Yaptığım davranışların bir bedelinin olduğunun farkındayım. Bunun en güzel yanı ise sorumluluğu üstlenmek. Bunu ben yaptım ve şimdi sonuçlarına katlanabiliyorum diyebilmek.
Şimdi neden bundan memnunsun? Diye sorabilirsiniz. Acı çekmek, öfkelenmek veya yas tutmak neden bu kadar tatmin edici olabilir ki?
Çünkü bunu ben yaptım.
Evet, kararlarımdan memnunum çünkü bunu ben istedim ve yaptım.
Zamanında Halının altına süpürdüğüm ne varsa bir gün karşıma daha büyük olaylarla, sorunlarla ya da sıkıntılarla karşıma çıkmayı bildi. En çok da bu anlarda akıl danıştığım, dürüstlüğüne güvendiğim insanların düşünceleriyle hareket ettiğim zamanlarda oldu.
'Onlar benden daha iyi bilir, onlar bu durum karşısında benden daha güzel bir şekilde başa çıkabilir'
Başkalarının kararları ile adım atmanın sonucunda kendim olamadığımı içten içe biliyordum ve bu durum karşısında özsaygımı yitirmiştim. Sonuçta ben beceriksizdim. Yetersizdim.
Bu yüzdendir ki kendi aklımla hareket etmek yerine kontrolü tamamen başkalarının eline vermiştim.
Bu da içimde biriken acı, öfke, kendimi iyi ifade edememe, anlaşılamama, yalnızlık ve hatta sevgisizlik ile harmanlandı.
Onlara kulak tıkadım.
Çünkü algıladığım kadarıyla tutarlı olmalıydım.
Öfkemi belli edersem geçimsiz,
duygularımı söylersem zayıf,
alınganlığımı iletirsem yalnız kalacağıma inandım/inandırıldım.
Onu yapma.
Öfkelenme.
Saçmalama.
Fazla düşünme.
Alıngan olma.
Sonuç: duygularından ve hatta kendinden bile emin olamayan bir karakter.

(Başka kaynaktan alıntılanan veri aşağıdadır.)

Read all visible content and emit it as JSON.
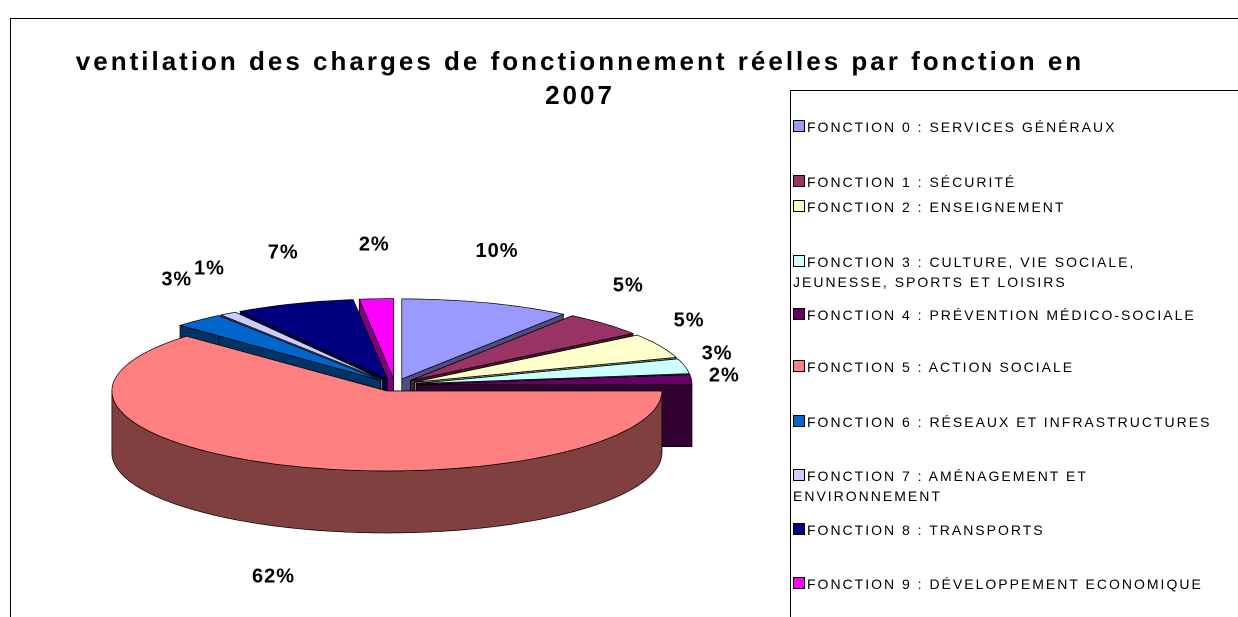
{
  "chart_data": {
    "type": "pie3d",
    "title": "ventilation des charges de fonctionnement réelles par fonction en 2007",
    "categories": [
      "FONCTION 0 : SERVICES GÉNÉRAUX",
      "FONCTION 1 : SÉCURITÉ",
      "FONCTION 2 : ENSEIGNEMENT",
      "FONCTION 3 : CULTURE, VIE SOCIALE, JEUNESSE, SPORTS ET LOISIRS",
      "FONCTION 4 : PRÉVENTION MÉDICO-SOCIALE",
      "FONCTION 5 : ACTION SOCIALE",
      "FONCTION 6 : RÉSEAUX ET INFRASTRUCTURES",
      "FONCTION 7 : AMÉNAGEMENT ET ENVIRONNEMENT",
      "FONCTION 8 : TRANSPORTS",
      "FONCTION 9 : DÉVELOPPEMENT ECONOMIQUE"
    ],
    "values": [
      10,
      5,
      5,
      3,
      2,
      62,
      3,
      1,
      7,
      2
    ],
    "value_labels": [
      "10%",
      "5%",
      "5%",
      "3%",
      "2%",
      "62%",
      "3%",
      "1%",
      "7%",
      "2%"
    ],
    "colors": [
      "#9999ff",
      "#993366",
      "#ffffcc",
      "#ccffff",
      "#660066",
      "#ff8080",
      "#0066cc",
      "#ccccff",
      "#000080",
      "#ff00ff"
    ],
    "legend": "right"
  }
}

Kimi suçlamalı? Aileyi mi? Çevreyi mi? Yoksa kendimi mi?
Aile bir noktadan sonra yetersiz olabilir, çevren seni anlamayabilir. Peki ya kendin?

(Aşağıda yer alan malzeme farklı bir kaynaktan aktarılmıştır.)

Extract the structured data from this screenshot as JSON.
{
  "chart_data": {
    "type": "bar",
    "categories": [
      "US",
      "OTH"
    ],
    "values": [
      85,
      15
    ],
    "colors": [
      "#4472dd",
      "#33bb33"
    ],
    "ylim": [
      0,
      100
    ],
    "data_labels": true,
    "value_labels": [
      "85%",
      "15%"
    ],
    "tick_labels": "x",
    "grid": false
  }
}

İtiraf et. Kendini hiçbir zaman dinlemedin. Fırsat bile vermedin. Düşüncelerin hiçbir zaman sana ait değildi.
Başkalarınındı.
Kol kırılır yen içinde kalır atasözünün karşılığı olabilirim, ama bir şeyi daha keşfettim: bunun da sorumlusu bendim. Onlara izin verdim, beni tutsak etmelerine razı oldum.

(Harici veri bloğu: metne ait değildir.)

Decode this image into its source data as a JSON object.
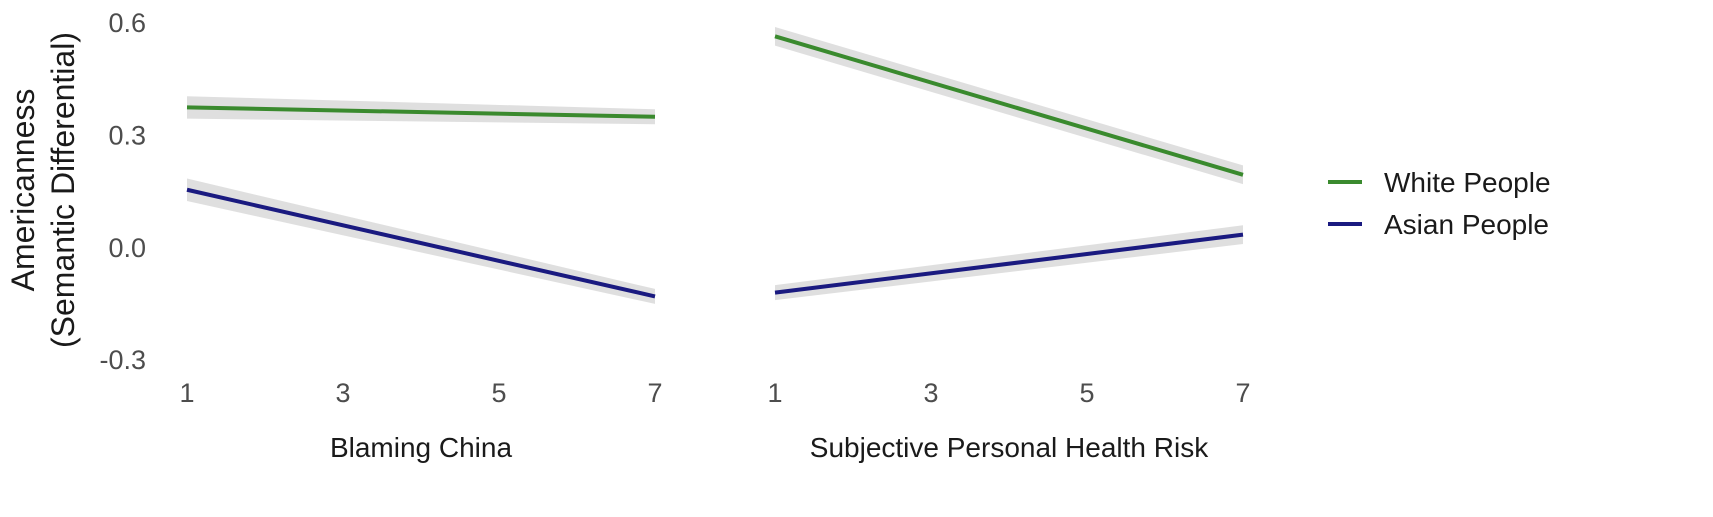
{
  "chart_data": {
    "type": "line",
    "y_axis": {
      "title_lines": [
        "Americanness",
        "(Semantic Differential)"
      ],
      "ticks": [
        0.6,
        0.3,
        0.0,
        -0.3
      ],
      "tick_labels": [
        "0.6",
        "0.3",
        "0.0",
        "-0.3"
      ],
      "ylim": [
        -0.34,
        0.63
      ]
    },
    "legend": {
      "placement": "right",
      "entries": [
        {
          "label": "White People",
          "color": "#3a8a2e"
        },
        {
          "label": "Asian People",
          "color": "#1a1a80"
        }
      ]
    },
    "panels": [
      {
        "xlabel": "Blaming China",
        "x_ticks": [
          1,
          3,
          5,
          7
        ],
        "x_tick_labels": [
          "1",
          "3",
          "5",
          "7"
        ],
        "xlim": [
          1,
          7
        ],
        "series": [
          {
            "name": "White People",
            "color": "#3a8a2e",
            "x": [
              1,
              7
            ],
            "y": [
              0.375,
              0.35
            ],
            "ci": [
              0.03,
              0.02
            ]
          },
          {
            "name": "Asian People",
            "color": "#1a1a80",
            "x": [
              1,
              7
            ],
            "y": [
              0.155,
              -0.13
            ],
            "ci": [
              0.03,
              0.02
            ]
          }
        ]
      },
      {
        "xlabel": "Subjective Personal Health Risk",
        "x_ticks": [
          1,
          3,
          5,
          7
        ],
        "x_tick_labels": [
          "1",
          "3",
          "5",
          "7"
        ],
        "xlim": [
          1,
          7
        ],
        "series": [
          {
            "name": "White People",
            "color": "#3a8a2e",
            "x": [
              1,
              7
            ],
            "y": [
              0.565,
              0.195
            ],
            "ci": [
              0.025,
              0.025
            ]
          },
          {
            "name": "Asian People",
            "color": "#1a1a80",
            "x": [
              1,
              7
            ],
            "y": [
              -0.12,
              0.035
            ],
            "ci": [
              0.02,
              0.025
            ]
          }
        ]
      }
    ],
    "grid": false
  }
}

Pişmanlık ve hayal kırıklığı kalbime bir cam parçası kadar yavaş yavaş işlerken düşündüm. Ne kadar onların etiketlemelerine maruz kalırsam o kadar duygularımdan uzaklaşacak, onların isteklerine, yaşanmışlıklarına boyun eğecektim.
Kısacası kendimi göz ardı edecektim.
Ses etmedin.
Kırmak istemedin, kırılacağını bile bile.
Yüzleşmekten korktun, kaçtın.
İtiraf edemedin, hislerini bastırdın.
Güçlü olmak istedin ama uğruna feda etmekten korktun.
Bir döngü insanı ancak bu kadar yıpratabilir, ancak bu kadar yok edebilirdi.
Şimdi ne yapmalı?
Seni şekillendiren tüm o dayatmalar, normlar, öğütler...
Hepsi onlarındı. Senin değil.
Bu yüzdendir ki kabuğuna çekilip isteklerini gözden geçirmen. Arkana yaslanıp aheste aheste kendini izlemen.
Her zaman affedici olsan da yapıcı değildin.
İnsan kendinin en büyük düşmanı olabiliyormuş. Bu zamana kadar kendime yaptıklarımdan özür diliyorum.
Evet bu bir kendini bulma hikayesi. Nereye ulaşacağımı bilmiyorum ama en güzeli de bu değil mi zaten?
Bilinmeyeni keşfetmek.
Kendini öğrenmek.
Arayışta olmak.
Sanırım yolculuğumu tanımlayan en güzel sözcükler bunlar olurdu.
Şimdi keyifle açtığım yeni sayfamı kendi başıma doldurmanın huzuruyla başbaşayım.